Last updated: May 16, 2026

Coast When is designed to keep planning data in your browser by default. This page explains what data the product uses, what may be shared when you create a link, and what to review before publishing a production policy.

What Coast When stores

Planner data you enter, import, or generate is stored locally in your browser on the device you are using. That can include account names, balances, dates, cash flow entries, retirement settings, and related planning inputs.

Coast When also stores small preference data locally, such as chart display settings and other workspace state needed to reopen your plan.

What happens when you share a plan

Shared plans are encoded into the URL you generate. Anyone with that full link can open the shared view, so treat it like a private document link.

Privacy controls in the share flow can obfuscate names, round values, and reduce date precision, but they do not make a shared link anonymous or risk free.

Information sent to third parties

The app loads web fonts from Google. Your browser may connect to Google services to retrieve those font files.

If you open, copy, or send a shared link through another service or app, that service may receive the link and any information it contains.

Google Analytics

Coast When uses Google Analytics to understand overall product usage, such as page views, session activity, device type, and general traffic patterns.
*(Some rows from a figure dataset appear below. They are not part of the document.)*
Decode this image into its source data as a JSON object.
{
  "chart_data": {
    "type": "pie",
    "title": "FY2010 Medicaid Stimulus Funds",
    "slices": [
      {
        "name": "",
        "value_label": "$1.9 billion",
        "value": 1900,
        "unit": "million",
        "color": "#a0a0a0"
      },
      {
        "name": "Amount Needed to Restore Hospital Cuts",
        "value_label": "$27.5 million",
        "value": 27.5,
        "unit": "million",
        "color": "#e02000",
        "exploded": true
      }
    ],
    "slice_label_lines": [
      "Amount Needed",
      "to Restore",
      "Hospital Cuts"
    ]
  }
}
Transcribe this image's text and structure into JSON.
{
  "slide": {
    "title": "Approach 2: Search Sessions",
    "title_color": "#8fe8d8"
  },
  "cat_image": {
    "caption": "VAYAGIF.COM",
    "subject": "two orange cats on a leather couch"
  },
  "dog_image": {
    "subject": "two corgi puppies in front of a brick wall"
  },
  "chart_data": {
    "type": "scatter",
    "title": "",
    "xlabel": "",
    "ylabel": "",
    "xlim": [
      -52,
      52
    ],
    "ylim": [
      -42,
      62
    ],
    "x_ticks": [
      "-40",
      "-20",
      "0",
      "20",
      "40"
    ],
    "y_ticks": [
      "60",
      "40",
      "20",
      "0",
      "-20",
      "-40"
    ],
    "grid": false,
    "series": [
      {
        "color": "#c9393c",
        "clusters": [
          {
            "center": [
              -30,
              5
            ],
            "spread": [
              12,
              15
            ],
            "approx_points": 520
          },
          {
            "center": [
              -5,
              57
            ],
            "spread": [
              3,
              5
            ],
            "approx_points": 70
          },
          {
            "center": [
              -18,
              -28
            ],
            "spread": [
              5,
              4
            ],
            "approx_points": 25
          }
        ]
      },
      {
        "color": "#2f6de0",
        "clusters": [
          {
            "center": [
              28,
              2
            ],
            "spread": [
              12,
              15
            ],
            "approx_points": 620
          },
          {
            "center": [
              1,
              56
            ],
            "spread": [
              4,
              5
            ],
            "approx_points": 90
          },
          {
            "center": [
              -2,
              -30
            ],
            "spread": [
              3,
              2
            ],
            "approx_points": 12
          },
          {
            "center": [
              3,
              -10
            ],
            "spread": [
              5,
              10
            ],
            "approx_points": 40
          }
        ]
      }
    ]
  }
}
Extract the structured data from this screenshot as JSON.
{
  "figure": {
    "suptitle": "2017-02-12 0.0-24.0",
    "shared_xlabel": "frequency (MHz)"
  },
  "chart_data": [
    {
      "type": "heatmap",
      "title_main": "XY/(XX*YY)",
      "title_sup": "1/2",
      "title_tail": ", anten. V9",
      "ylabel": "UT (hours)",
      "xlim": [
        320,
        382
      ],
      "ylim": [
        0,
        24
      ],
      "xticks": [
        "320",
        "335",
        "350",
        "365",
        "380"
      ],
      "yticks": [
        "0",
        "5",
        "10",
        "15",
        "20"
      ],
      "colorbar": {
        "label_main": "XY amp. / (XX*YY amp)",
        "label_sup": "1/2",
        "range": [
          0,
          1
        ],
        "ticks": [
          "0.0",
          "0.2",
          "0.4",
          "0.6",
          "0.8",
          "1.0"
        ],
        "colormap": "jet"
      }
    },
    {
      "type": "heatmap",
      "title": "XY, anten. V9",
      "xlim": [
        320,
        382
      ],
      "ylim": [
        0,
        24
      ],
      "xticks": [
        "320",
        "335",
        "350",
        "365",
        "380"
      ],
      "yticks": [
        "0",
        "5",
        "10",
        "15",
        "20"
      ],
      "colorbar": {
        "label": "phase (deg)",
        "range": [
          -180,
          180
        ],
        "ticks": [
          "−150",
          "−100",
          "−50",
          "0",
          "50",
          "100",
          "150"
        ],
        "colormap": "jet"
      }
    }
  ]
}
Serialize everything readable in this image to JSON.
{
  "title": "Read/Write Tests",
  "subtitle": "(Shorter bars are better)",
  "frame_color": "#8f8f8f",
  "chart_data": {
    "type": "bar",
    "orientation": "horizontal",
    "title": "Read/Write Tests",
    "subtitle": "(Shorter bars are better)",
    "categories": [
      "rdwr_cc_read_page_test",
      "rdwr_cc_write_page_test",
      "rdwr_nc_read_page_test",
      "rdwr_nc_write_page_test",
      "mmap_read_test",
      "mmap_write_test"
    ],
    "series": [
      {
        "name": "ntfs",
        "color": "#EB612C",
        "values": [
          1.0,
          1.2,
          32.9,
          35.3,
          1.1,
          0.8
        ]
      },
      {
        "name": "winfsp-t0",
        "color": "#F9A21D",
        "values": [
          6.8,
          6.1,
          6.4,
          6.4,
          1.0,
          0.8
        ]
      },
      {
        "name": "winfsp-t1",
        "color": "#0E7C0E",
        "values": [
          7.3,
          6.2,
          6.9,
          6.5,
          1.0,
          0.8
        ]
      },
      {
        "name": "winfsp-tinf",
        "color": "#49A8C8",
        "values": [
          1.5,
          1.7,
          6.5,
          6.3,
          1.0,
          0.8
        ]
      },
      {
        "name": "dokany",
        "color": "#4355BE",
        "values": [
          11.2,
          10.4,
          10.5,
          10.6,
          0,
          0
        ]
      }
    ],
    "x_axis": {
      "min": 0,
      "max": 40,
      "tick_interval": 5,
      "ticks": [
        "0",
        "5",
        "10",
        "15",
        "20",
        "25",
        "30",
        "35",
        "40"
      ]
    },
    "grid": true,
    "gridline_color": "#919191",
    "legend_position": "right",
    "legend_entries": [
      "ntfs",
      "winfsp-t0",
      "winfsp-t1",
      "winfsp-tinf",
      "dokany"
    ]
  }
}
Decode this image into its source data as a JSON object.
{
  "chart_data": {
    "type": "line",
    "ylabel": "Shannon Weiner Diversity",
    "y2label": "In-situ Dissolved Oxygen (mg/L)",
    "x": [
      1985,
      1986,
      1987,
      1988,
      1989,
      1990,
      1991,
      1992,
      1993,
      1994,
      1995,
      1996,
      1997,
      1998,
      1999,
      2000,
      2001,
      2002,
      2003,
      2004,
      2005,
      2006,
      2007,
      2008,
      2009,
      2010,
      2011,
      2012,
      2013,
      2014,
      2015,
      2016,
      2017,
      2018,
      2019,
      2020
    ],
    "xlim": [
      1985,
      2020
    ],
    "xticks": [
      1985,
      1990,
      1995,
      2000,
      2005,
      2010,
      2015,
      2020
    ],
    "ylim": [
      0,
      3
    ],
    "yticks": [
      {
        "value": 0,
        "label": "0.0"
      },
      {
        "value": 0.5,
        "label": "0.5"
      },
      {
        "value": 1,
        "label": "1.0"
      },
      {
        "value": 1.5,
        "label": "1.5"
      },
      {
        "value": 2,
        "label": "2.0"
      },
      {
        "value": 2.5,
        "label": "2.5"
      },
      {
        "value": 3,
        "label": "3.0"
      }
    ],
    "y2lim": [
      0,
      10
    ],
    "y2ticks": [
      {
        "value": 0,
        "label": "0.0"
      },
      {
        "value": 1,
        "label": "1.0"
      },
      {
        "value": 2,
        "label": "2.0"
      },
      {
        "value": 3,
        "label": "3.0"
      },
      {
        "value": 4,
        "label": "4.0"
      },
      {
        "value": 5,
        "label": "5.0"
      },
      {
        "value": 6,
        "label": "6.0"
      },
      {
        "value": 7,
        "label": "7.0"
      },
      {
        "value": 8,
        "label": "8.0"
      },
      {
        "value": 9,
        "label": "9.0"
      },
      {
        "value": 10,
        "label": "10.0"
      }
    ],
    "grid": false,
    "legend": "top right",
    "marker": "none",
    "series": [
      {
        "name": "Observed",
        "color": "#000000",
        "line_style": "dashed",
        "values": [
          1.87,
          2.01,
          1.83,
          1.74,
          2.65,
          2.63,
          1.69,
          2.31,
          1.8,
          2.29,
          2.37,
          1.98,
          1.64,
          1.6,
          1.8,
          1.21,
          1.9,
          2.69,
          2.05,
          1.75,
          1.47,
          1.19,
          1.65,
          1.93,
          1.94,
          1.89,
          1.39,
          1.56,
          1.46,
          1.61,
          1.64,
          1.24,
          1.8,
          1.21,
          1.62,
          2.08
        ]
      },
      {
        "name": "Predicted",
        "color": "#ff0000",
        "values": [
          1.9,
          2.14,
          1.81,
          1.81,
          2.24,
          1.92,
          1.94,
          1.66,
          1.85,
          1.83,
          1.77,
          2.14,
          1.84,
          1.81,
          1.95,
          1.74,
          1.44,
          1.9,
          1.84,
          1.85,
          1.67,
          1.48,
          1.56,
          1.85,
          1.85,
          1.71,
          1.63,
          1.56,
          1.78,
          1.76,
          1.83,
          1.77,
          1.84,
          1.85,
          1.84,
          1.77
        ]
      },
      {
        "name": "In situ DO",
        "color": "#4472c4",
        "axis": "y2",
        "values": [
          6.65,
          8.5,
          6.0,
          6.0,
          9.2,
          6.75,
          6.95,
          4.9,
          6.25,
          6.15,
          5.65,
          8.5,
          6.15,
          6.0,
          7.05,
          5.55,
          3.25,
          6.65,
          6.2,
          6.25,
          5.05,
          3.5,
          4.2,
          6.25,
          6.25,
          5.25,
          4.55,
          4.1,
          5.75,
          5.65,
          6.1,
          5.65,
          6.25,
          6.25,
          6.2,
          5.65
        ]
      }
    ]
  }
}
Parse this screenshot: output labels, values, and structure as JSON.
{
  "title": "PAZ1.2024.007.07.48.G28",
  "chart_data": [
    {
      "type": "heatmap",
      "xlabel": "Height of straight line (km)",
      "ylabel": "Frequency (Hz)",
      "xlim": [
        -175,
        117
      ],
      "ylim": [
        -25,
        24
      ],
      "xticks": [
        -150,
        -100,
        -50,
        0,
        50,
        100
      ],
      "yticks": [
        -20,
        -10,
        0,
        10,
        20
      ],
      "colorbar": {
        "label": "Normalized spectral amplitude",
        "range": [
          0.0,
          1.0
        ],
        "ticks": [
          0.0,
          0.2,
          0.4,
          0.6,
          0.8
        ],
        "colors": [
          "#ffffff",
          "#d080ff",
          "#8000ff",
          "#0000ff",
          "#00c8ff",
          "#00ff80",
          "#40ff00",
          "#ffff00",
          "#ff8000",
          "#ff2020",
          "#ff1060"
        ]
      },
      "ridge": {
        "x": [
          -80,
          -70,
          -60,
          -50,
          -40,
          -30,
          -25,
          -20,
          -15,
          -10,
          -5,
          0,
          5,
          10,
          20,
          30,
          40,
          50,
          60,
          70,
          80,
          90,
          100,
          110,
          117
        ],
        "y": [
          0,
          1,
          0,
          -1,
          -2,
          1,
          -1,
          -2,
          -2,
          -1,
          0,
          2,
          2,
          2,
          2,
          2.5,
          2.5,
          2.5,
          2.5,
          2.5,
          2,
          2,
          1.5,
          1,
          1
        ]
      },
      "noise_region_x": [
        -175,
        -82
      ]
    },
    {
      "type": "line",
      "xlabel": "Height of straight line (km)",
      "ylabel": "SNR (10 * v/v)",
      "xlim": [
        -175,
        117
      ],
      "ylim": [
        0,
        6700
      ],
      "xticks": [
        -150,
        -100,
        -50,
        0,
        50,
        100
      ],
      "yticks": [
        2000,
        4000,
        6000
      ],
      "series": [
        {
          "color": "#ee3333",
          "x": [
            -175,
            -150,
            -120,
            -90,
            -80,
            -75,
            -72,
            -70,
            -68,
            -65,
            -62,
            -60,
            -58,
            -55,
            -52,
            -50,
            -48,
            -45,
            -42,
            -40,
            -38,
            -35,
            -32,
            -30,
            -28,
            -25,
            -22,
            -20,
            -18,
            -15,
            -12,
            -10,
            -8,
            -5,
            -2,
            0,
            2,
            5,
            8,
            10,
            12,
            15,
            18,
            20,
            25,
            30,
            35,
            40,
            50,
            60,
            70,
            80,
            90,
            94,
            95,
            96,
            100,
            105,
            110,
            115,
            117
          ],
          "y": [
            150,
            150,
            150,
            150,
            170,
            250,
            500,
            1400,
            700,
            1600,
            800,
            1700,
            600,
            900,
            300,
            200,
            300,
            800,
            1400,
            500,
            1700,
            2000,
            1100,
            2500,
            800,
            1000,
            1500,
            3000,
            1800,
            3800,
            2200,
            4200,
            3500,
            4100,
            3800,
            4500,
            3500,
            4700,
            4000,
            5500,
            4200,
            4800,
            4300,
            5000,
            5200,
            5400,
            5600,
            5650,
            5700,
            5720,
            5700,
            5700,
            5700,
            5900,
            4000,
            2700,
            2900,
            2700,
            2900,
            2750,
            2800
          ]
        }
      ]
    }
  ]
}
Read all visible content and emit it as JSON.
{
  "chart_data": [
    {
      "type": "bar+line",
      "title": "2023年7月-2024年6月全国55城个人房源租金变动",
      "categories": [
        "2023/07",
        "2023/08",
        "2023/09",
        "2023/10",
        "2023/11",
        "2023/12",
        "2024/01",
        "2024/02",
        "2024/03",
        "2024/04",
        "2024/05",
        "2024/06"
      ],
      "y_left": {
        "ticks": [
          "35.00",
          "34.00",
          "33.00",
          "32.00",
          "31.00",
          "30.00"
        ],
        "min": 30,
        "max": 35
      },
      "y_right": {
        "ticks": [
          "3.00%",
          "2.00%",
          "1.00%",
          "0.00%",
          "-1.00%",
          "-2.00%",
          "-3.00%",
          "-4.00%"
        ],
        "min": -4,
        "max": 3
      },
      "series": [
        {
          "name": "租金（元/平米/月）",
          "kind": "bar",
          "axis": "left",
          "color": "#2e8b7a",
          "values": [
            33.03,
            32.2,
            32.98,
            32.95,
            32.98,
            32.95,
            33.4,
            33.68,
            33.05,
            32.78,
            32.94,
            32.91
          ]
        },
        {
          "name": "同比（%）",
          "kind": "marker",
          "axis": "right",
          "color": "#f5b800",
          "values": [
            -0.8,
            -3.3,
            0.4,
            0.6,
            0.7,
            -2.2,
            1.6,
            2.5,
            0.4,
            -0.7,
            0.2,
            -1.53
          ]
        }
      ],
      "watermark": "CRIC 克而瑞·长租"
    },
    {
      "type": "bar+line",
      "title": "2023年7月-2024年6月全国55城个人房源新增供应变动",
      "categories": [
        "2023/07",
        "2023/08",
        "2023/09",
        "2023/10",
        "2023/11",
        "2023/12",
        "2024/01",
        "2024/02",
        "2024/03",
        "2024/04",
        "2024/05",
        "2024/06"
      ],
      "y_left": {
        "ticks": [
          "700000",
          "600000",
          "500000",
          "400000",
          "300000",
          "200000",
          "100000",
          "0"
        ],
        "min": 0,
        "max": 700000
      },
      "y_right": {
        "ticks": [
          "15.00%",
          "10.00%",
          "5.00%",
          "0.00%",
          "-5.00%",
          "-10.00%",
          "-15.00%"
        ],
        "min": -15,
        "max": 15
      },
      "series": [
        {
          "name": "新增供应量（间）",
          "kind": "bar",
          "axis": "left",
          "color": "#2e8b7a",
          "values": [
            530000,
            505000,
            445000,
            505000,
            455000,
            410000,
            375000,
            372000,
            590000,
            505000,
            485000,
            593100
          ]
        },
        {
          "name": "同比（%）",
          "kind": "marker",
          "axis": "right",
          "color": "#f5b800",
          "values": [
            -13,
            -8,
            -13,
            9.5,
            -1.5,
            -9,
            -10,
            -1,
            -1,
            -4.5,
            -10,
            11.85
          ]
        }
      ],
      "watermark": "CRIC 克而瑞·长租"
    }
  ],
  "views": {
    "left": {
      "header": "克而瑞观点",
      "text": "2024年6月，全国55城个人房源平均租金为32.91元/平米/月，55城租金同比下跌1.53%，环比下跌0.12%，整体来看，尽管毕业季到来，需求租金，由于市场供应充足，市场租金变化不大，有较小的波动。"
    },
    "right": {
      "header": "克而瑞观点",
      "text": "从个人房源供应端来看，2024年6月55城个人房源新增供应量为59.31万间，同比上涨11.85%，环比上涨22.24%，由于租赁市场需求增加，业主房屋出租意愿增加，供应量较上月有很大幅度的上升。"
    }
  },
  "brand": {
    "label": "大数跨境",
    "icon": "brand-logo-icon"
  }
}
Google Analytics may use cookies or similar technologies and may collect information such as your IP address, browser details, and interactions with the site. That information is processed by Google under its own terms and privacy practices. See the Google Privacy Policy and Google's Analytics Privacy Disclosures Policy.

Data retention and control

Because planning data is stored in your browser, you can remove it by clearing Coast When local data from the app settings or by clearing your browser storage for the site.

Shared links remain accessible until the link is no longer used or disclosed. If you have shared a link, the practical way to revoke access is to stop using that link and generate a new one with different data.